- Authorities warn that decentralised digital assets, unregistered exchanges, anonymous wallets, and P2P channels have created a modern form of crypto-enabled hawala
- As India strengthens regulations and cyber monitoring, transnational cooperation will be critical to curb this rapidly evolving financial threat
Investigations by India’s Cyber Crime Coordination Centre (I4C) have uncovered an intricate web of transnational financial operations using cryptocurrency to launder cybercrime proceeds across Asia. After analysing 144 cases, officials found recurring links between India, Pakistan, China, Dubai, Cambodia, and Myanmar, revealing an organised ecosystem of offshore scam syndicates.

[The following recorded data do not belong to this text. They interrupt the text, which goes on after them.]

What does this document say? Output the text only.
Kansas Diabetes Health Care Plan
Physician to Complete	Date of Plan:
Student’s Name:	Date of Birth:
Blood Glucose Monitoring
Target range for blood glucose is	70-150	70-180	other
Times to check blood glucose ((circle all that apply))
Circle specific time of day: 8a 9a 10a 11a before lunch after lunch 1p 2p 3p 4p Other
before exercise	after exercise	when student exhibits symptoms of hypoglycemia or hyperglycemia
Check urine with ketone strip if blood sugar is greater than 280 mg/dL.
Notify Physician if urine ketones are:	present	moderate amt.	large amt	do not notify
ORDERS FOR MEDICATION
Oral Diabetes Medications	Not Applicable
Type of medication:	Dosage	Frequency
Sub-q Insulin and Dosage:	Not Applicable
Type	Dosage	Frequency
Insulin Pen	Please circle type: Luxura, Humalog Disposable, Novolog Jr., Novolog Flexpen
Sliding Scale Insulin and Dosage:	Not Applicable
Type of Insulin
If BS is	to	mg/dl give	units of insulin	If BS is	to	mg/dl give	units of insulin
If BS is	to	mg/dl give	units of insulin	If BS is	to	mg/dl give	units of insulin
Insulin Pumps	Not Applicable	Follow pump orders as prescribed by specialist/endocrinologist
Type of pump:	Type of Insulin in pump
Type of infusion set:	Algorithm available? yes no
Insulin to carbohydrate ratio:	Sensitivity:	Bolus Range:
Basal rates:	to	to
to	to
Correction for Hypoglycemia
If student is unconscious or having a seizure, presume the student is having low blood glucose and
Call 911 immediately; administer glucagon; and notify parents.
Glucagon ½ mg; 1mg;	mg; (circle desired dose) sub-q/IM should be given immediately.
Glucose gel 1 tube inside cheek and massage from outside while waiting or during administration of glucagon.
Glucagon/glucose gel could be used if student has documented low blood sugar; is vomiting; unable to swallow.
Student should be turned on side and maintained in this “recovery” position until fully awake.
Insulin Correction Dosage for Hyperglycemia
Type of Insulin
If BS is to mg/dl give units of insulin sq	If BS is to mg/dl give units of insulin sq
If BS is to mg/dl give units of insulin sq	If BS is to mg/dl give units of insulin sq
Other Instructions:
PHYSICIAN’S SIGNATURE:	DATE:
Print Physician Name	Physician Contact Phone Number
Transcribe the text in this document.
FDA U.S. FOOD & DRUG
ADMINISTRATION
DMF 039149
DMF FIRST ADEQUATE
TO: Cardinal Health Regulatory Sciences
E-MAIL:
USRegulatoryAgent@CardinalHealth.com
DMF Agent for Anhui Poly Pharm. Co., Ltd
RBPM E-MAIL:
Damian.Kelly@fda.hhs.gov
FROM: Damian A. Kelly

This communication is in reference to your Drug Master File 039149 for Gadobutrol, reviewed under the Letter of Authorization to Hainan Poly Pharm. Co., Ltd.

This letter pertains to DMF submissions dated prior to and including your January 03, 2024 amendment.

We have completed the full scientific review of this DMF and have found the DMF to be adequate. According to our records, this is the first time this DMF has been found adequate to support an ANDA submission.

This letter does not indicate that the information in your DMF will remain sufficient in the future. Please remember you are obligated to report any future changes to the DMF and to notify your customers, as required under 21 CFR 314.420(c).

One case involving a Ghaziabad-based hawala operator exemplifies the pattern: money siphoned through mule bank accounts was converted into cryptocurrency, sent to a Dubai-based unhosted wallet, passed through Cambodia’s blacklisted Huione Pay, and finally accessed by Chinese networks running investment fraud, loan app scams, and online gambling.
- Officials disclosed shocking linkages to extremist groups
- Proceeds from a ₹500-crore PowerBank loan app scam were allegedly routed to fund entities associated with Al Qaeda and Hamas, using Chinese crypto exchanges
India’s cybercrime losses now exceed ₹1,000 crore per month, with more than 20,000 Indians trapped in scam compounds in Southeast Asia. The crackdown in those regions has driven criminal operators increasingly toward Dubai, where ATM withdrawals in dirhams are used to buy crypto under the radar.